De verwerking van aardappelen groeit wereldwijd zo hard dat de afzet ervan vroeg of laat stagneert of zelfs gaat dalen. Dat concludeerde Daniel Metheringham – onderdirecteur landbouw en duurzaamheid bij McCain Noord-Amerika – tijdens de Potato Business Summit. In de komende drie jaar wordt tot wel 4 miljoen ton productiecapaciteit bijgebouwd wereldwijd. Vinden al die frites een koper?

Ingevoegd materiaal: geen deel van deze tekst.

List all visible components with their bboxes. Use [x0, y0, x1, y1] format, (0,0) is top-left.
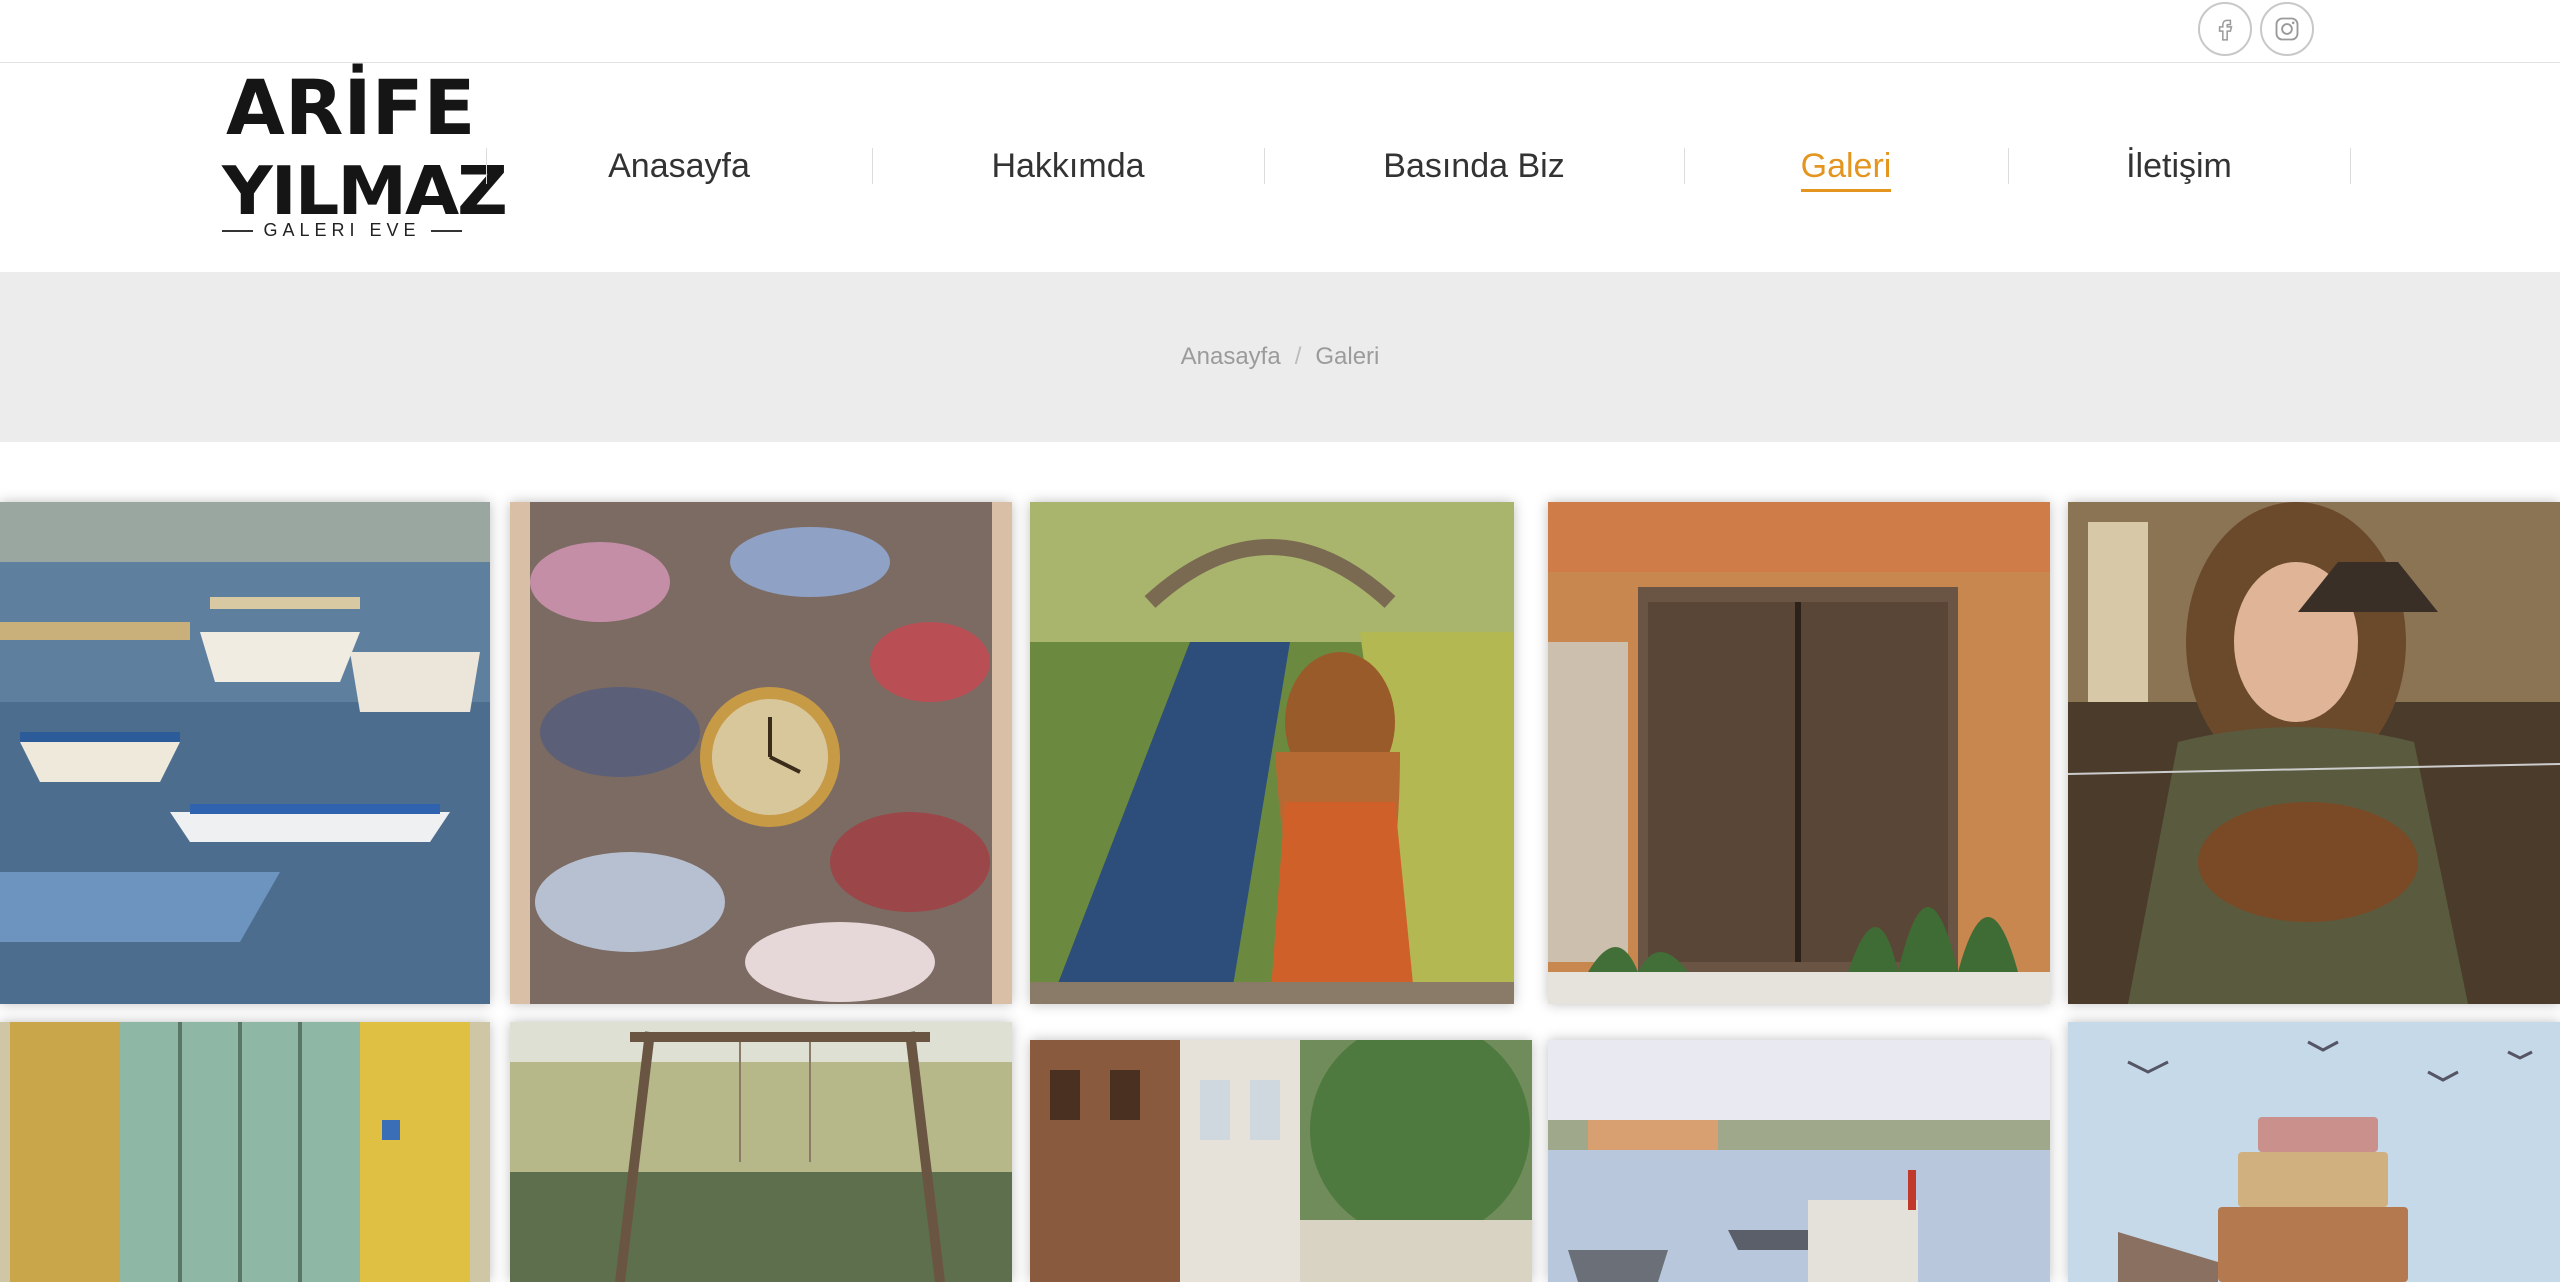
gallery-item-woman-keys[interactable]	[2068, 502, 2560, 1004]
gallery-item-harbor-boats[interactable]	[0, 502, 490, 1004]
nav-item-hakkimda[interactable]: Hakkımda	[872, 130, 1264, 202]
breadcrumb-home[interactable]: Anasayfa	[1181, 343, 1281, 371]
nav-item-basinda-biz[interactable]: Basında Biz	[1264, 130, 1684, 202]
breadcrumb: Anasayfa / Galeri	[0, 272, 2560, 442]
gallery-item-seaside-town[interactable]	[1548, 1040, 2050, 1282]
gallery-item-suitcases-seagulls[interactable]	[2068, 1022, 2560, 1282]
logo-line1: ARİFE	[226, 63, 476, 152]
main-nav: Anasayfa Hakkımda Basında Biz Galeri İle…	[486, 130, 2352, 202]
gallery-item-wooden-houses[interactable]	[1030, 1040, 1532, 1282]
gallery-item-woman-stream[interactable]	[1030, 502, 1514, 1004]
logo-subtitle: GALERI EVE	[222, 220, 463, 241]
breadcrumb-separator: /	[1294, 343, 1302, 370]
site-logo[interactable]: ARİFE YILMAZ GALERI EVE	[222, 63, 508, 250]
gallery-item-wooden-door[interactable]	[1548, 502, 2050, 1004]
top-bar	[0, 0, 2560, 63]
nav-item-galeri[interactable]: Galeri	[1684, 130, 2008, 202]
active-underline	[1800, 188, 1892, 192]
page-title-bar: Anasayfa / Galeri	[0, 272, 2560, 442]
gallery-item-shoes-clock[interactable]	[510, 502, 1012, 1004]
nav-item-iletisim[interactable]: İletişim	[2008, 130, 2350, 202]
gallery-item-swing-lake[interactable]	[510, 1022, 1012, 1282]
logo-line2: YILMAZ	[222, 152, 508, 230]
instagram-icon[interactable]	[2260, 2, 2314, 56]
facebook-icon[interactable]	[2198, 2, 2252, 56]
gallery-item-green-door[interactable]	[0, 1022, 490, 1282]
nav-separator	[2350, 148, 2351, 184]
nav-item-anasayfa[interactable]: Anasayfa	[486, 130, 872, 202]
breadcrumb-current: Galeri	[1315, 343, 1380, 370]
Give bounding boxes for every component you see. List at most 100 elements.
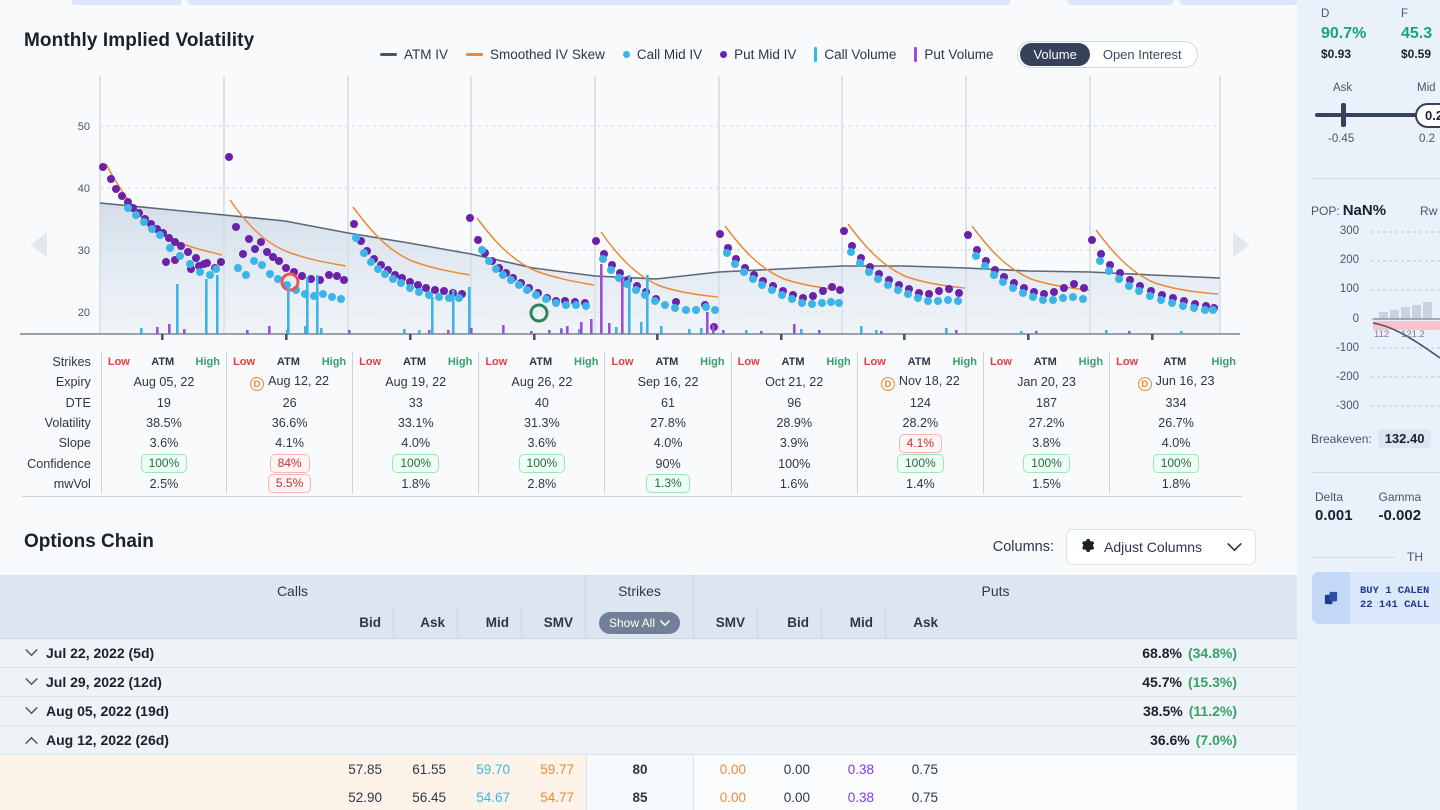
expiry-col-8-confidence[interactable]: 100% [1109, 453, 1242, 474]
expiry-col-8-volatility[interactable]: 26.7% [1109, 412, 1242, 434]
expiry-col-4-volatility[interactable]: 27.8% [604, 412, 732, 434]
expiry-col-2-expiry[interactable]: Aug 19, 22 [352, 372, 479, 393]
expiry-col-5-confidence[interactable]: 100% [730, 453, 858, 474]
legend-item-atm-iv[interactable]: ATM IV [380, 47, 448, 62]
cell-put-mid[interactable]: 0.38 [822, 783, 886, 810]
expiry-col-7-dte[interactable]: 187 [982, 392, 1110, 413]
options-chain-strike-row[interactable]: 57.85 61.55 59.70 59.77 80 0.00 0.00 0.38 0.75 [0, 755, 1297, 783]
cell-call-bid[interactable]: 52.90 [330, 783, 394, 810]
iv-scatter-plot[interactable]: 20 30 40 50 [0, 72, 1297, 352]
expiry-col-3-confidence[interactable]: 100% [478, 453, 605, 474]
col-call-bid[interactable]: Bid [330, 607, 394, 638]
expiry-col-7-mwvol[interactable]: 1.5% [982, 473, 1110, 495]
expiry-col-2-volatility[interactable]: 33.1% [352, 412, 479, 434]
call-spacer[interactable] [0, 755, 330, 783]
expiry-col-2-mwvol[interactable]: 1.8% [352, 473, 479, 495]
cell-put-smv[interactable]: 0.00 [694, 755, 758, 783]
col-put-ask[interactable]: Ask [886, 607, 950, 638]
expiry-col-0-dte[interactable]: 19 [100, 392, 227, 413]
cell-strike[interactable]: 80 [586, 755, 694, 783]
expiry-col-0-confidence[interactable]: 100% [100, 453, 227, 474]
expiry-col-0-expiry[interactable]: Aug 05, 22 [100, 372, 227, 393]
call-spacer[interactable] [0, 783, 330, 810]
chart-prev-arrow-icon[interactable] [31, 232, 47, 258]
expiry-col-7-confidence[interactable]: 100% [982, 453, 1110, 474]
expiry-col-6-mwvol[interactable]: 1.4% [856, 473, 984, 495]
volume-open-interest-toggle[interactable]: Volume Open Interest [1017, 40, 1198, 68]
chevron-up-icon[interactable] [22, 733, 40, 747]
order-ticket-button[interactable]: BUY 1 CALEN 22 141 CALL [1312, 572, 1440, 624]
col-call-mid[interactable]: Mid [458, 607, 522, 638]
expiry-col-6-slope[interactable]: 4.1% [856, 433, 984, 454]
expiry-col-3-slope[interactable]: 3.6% [478, 433, 605, 454]
expiry-col-0-strikes[interactable]: Low ATM High [100, 352, 227, 373]
legend-item-call-volume[interactable]: Call Volume [814, 46, 896, 62]
options-chain-expiry-row[interactable]: Aug 12, 2022 (26d) 36.6% (7.0%) [0, 726, 1297, 755]
expiry-col-1-volatility[interactable]: 36.6% [225, 412, 353, 434]
expiry-col-4-mwvol[interactable]: 1.3% [604, 473, 732, 495]
expiry-col-1-dte[interactable]: 26 [225, 392, 353, 413]
expiry-col-3-expiry[interactable]: Aug 26, 22 [478, 372, 605, 393]
cell-put-smv[interactable]: 0.00 [694, 783, 758, 810]
cell-call-smv[interactable]: 54.77 [522, 783, 586, 810]
show-all-strikes-dropdown[interactable]: Show All [586, 607, 694, 638]
expiry-col-2-confidence[interactable]: 100% [352, 453, 479, 474]
expiry-col-5-volatility[interactable]: 28.9% [730, 412, 858, 434]
expiry-col-8-dte[interactable]: 334 [1109, 392, 1242, 413]
cell-put-bid[interactable]: 0.00 [758, 783, 822, 810]
price-slider-handle-left[interactable] [1341, 103, 1346, 127]
expiry-col-5-expiry[interactable]: Oct 21, 22 [730, 372, 858, 393]
expiry-col-4-strikes[interactable]: Low ATM High [604, 352, 732, 373]
expiry-col-5-slope[interactable]: 3.9% [730, 433, 858, 454]
expiry-col-7-expiry[interactable]: Jan 20, 23 [982, 372, 1110, 393]
expiry-col-2-slope[interactable]: 4.0% [352, 433, 479, 454]
expiry-col-6-expiry[interactable]: D Nov 18, 22 [856, 372, 984, 393]
expiry-col-4-dte[interactable]: 61 [604, 392, 732, 413]
expiry-col-6-confidence[interactable]: 100% [856, 453, 984, 474]
cell-put-bid[interactable]: 0.00 [758, 755, 822, 783]
cell-put-ask[interactable]: 0.75 [886, 755, 950, 783]
expiry-col-7-strikes[interactable]: Low ATM High [982, 352, 1110, 373]
cell-call-mid[interactable]: 54.67 [458, 783, 522, 810]
cell-strike[interactable]: 85 [586, 783, 694, 810]
expiry-col-8-mwvol[interactable]: 1.8% [1109, 473, 1242, 495]
expiry-col-0-mwvol[interactable]: 2.5% [100, 473, 227, 495]
expiry-col-5-dte[interactable]: 96 [730, 392, 858, 413]
expiry-col-8-expiry[interactable]: D Jun 16, 23 [1109, 372, 1242, 393]
expiry-col-3-volatility[interactable]: 31.3% [478, 412, 605, 434]
legend-item-call-mid-iv[interactable]: Call Mid IV [622, 47, 702, 62]
expiry-col-3-dte[interactable]: 40 [478, 392, 605, 413]
put-spacer[interactable] [950, 755, 1297, 783]
expiry-col-1-slope[interactable]: 4.1% [225, 433, 353, 454]
adjust-columns-button[interactable]: Adjust Columns [1066, 529, 1256, 565]
cell-call-ask[interactable]: 61.55 [394, 755, 458, 783]
expiry-col-3-mwvol[interactable]: 2.8% [478, 473, 605, 495]
expiry-col-4-slope[interactable]: 4.0% [604, 433, 732, 454]
col-put-mid[interactable]: Mid [822, 607, 886, 638]
options-chain-expiry-row[interactable]: Jul 29, 2022 (12d) 45.7% (15.3%) [0, 668, 1297, 697]
chevron-down-icon[interactable] [22, 646, 40, 660]
legend-item-smoothed-iv-skew[interactable]: Smoothed IV Skew [466, 47, 605, 62]
options-chain-expiry-row[interactable]: Jul 22, 2022 (5d) 68.8% (34.8%) [0, 639, 1297, 668]
expiry-col-1-mwvol[interactable]: 5.5% [225, 473, 353, 495]
cell-call-bid[interactable]: 57.85 [330, 755, 394, 783]
chart-next-arrow-icon[interactable] [1233, 232, 1249, 258]
col-put-smv[interactable]: SMV [694, 607, 758, 638]
legend-item-put-volume[interactable]: Put Volume [914, 46, 993, 62]
expiry-col-8-slope[interactable]: 4.0% [1109, 433, 1242, 454]
expiry-col-6-strikes[interactable]: Low ATM High [856, 352, 984, 373]
cell-call-ask[interactable]: 56.45 [394, 783, 458, 810]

Begin januari kwam de wereldwijde aardappelsector bijeen in Austin in Texas. Één van de sprekers op de Potato Business Summit, gehouden op woensdag 10 januari, was de geboren Brit Daniel Metheringham. Hij werkte voor McCain in Europa en inmiddels al heel wat jaren in Noord-Amerika. Daar is hij onder andere verantwoordelijk voor telerzaken.
Personeelsschaarste
De gehele aardappelsector, zowel in Noord-Amerika als Europa, heeft met grote uitdagingen te maken. Tegelijkertijd zijn die het 'nieuwe normaal' geworden. In de Verenigde Staten ligt het werkeloosheidspercentage op slecht 3,7%, waardoor het voor McCain en concurrerende bedrijven lastig is om nieuw personeel te vinden. In Europa is er met gemiddeld 6,5% werkeloosheid onder de beroepsbevolking een iets grotere beschikbaarheid, maar veel is dat niet. Ook het behouden van arbeidskrachten is een uitdaging.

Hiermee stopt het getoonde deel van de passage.